Highly Oriented Nitrogen-doped Carbon Nanotube Integrated Bimetallic Cobalt Copper Organic Framework for Non-enzymatic Electrochemical Glucose and Hydrogen Peroxide Sensor

The hierarchical three-dimensional nitrogen-doped carbon nanotube anchored bimetallic cobalt copper organic framework (NCNT MOF CoCu) is successfully synthesized by the direct growth approach using the high-temperature carbonization of bimetallic cobalt copper organic framework (MOF CoCu-500). The as-prepared NCNT MOF CoCu nanostructure possesses high-level activity for both glucose and hydrogen peroxide (H₂O₂) sensing molecules.
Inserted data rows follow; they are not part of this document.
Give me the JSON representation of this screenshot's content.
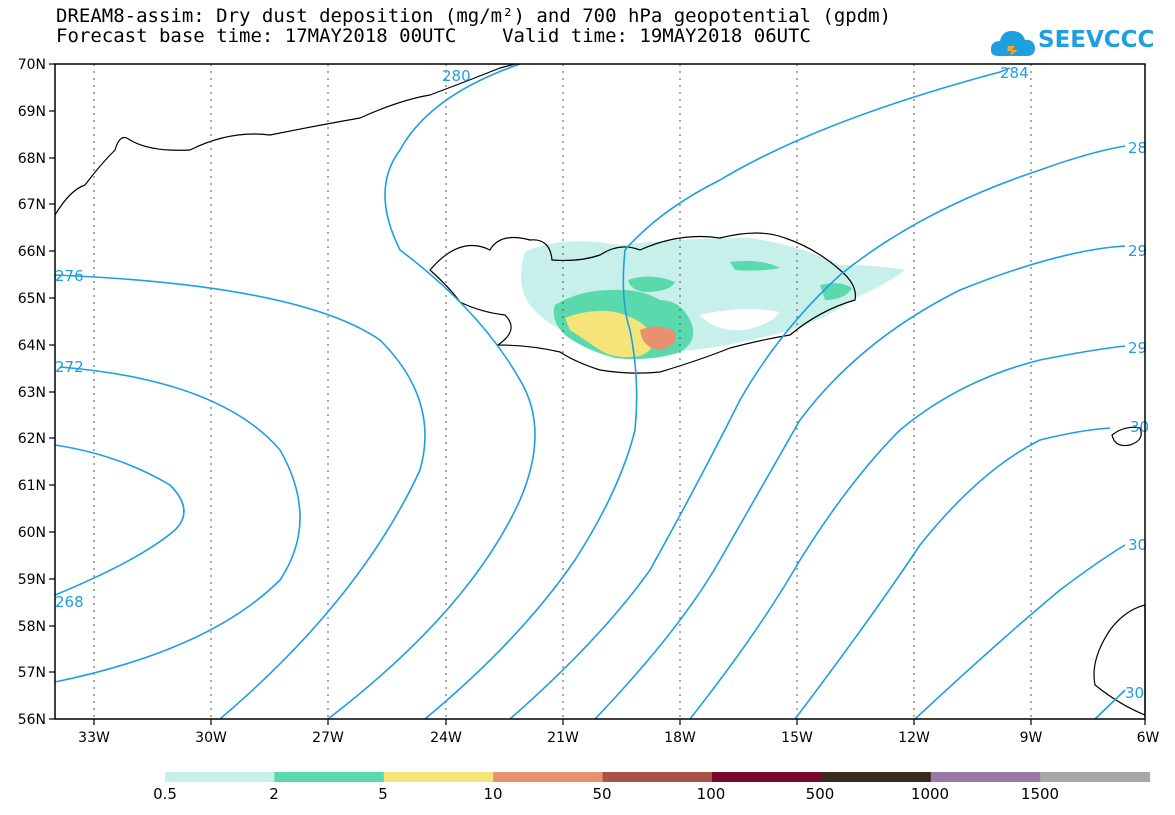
{
  "title": {
    "line1": "DREAM8-assim: Dry dust deposition (mg/m²) and 700 hPa geopotential (gpdm)",
    "line2": "Forecast base time: 17MAY2018 00UTC    Valid time: 19MAY2018 06UTC"
  },
  "logo": {
    "text": "SEEVCCC",
    "icon": "cloud-icon",
    "color": "#1e9fe0"
  },
  "map": {
    "lat_labels": [
      "70N",
      "69N",
      "68N",
      "67N",
      "66N",
      "65N",
      "64N",
      "63N",
      "62N",
      "61N",
      "60N",
      "59N",
      "58N",
      "57N",
      "56N"
    ],
    "lon_labels": [
      "33W",
      "30W",
      "27W",
      "24W",
      "21W",
      "18W",
      "15W",
      "12W",
      "9W",
      "6W"
    ],
    "contour_labels": [
      "280",
      "284",
      "28",
      "276",
      "29",
      "272",
      "29",
      "30",
      "268",
      "30",
      "30"
    ],
    "contour_color": "#1e9fe0"
  },
  "legend": {
    "labels": [
      "0.5",
      "2",
      "5",
      "10",
      "50",
      "100",
      "500",
      "1000",
      "1500"
    ],
    "colors": [
      "#c8f0ea",
      "#5ad9ad",
      "#f5e578",
      "#e89070",
      "#a85444",
      "#7a0a2c",
      "#3a2a1e",
      "#9a78a8",
      "#a8a8a8"
    ]
  }
}
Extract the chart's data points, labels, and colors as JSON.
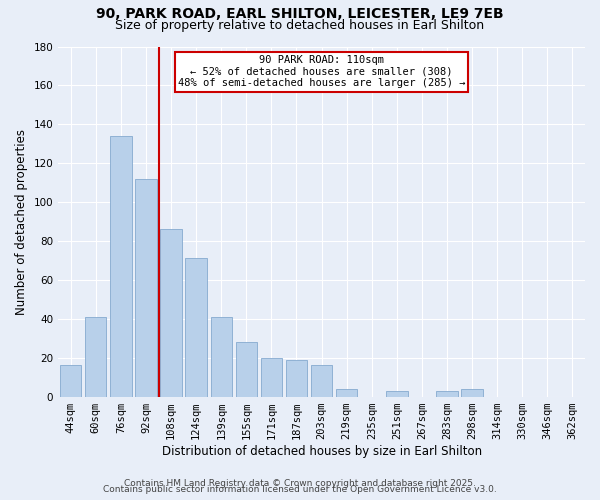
{
  "title_line1": "90, PARK ROAD, EARL SHILTON, LEICESTER, LE9 7EB",
  "title_line2": "Size of property relative to detached houses in Earl Shilton",
  "xlabel": "Distribution of detached houses by size in Earl Shilton",
  "ylabel": "Number of detached properties",
  "bar_labels": [
    "44sqm",
    "60sqm",
    "76sqm",
    "92sqm",
    "108sqm",
    "124sqm",
    "139sqm",
    "155sqm",
    "171sqm",
    "187sqm",
    "203sqm",
    "219sqm",
    "235sqm",
    "251sqm",
    "267sqm",
    "283sqm",
    "298sqm",
    "314sqm",
    "330sqm",
    "346sqm",
    "362sqm"
  ],
  "bar_heights": [
    16,
    41,
    134,
    112,
    86,
    71,
    41,
    28,
    20,
    19,
    16,
    4,
    0,
    3,
    0,
    3,
    4,
    0,
    0,
    0,
    0
  ],
  "bar_color": "#b8d0ea",
  "bar_edge_color": "#85aacf",
  "vline_color": "#cc0000",
  "vline_label": "90 PARK ROAD: 110sqm",
  "annotation_line2": "← 52% of detached houses are smaller (308)",
  "annotation_line3": "48% of semi-detached houses are larger (285) →",
  "annotation_box_color": "#ffffff",
  "annotation_box_edge": "#cc0000",
  "ylim": [
    0,
    180
  ],
  "yticks": [
    0,
    20,
    40,
    60,
    80,
    100,
    120,
    140,
    160,
    180
  ],
  "background_color": "#e8eef8",
  "footer_line1": "Contains HM Land Registry data © Crown copyright and database right 2025.",
  "footer_line2": "Contains public sector information licensed under the Open Government Licence v3.0.",
  "title_fontsize": 10,
  "subtitle_fontsize": 9,
  "axis_label_fontsize": 8.5,
  "tick_fontsize": 7.5,
  "footer_fontsize": 6.5
}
The cyclic voltammetry (CV) and chronoamperometry (CA) studies demonstrate excellent electrocatalytic performance for the oxidation of glucose with a linear range of 0.05 to 2.5 mM, high sensitivity of 1027 μA mM⁻¹cm⁻², and the lowest detection limit of 0.15 μM. Similarly, the NCNT MOF CoCu nanostructure showed significantly higher H₂O₂ activity with a linear range of 0.05 to 3.5 mM, high sensitivity of 639.5 μA mM⁻¹cm⁻², and the lowest detection limit of 0.206 μM. Thanks to its special hierarchical nanoarchitecture, homogeneous nitrogen-doped carbon nanotubes, and highly graphitized carbon, which may be increased the synergistic effect between bimetallic CoCu and NCNT in the organic framework. The potentially effective fabricated sensor was also used as a suitable probe for the detection of glucose and H₂O₂ in the analysis of the real samples.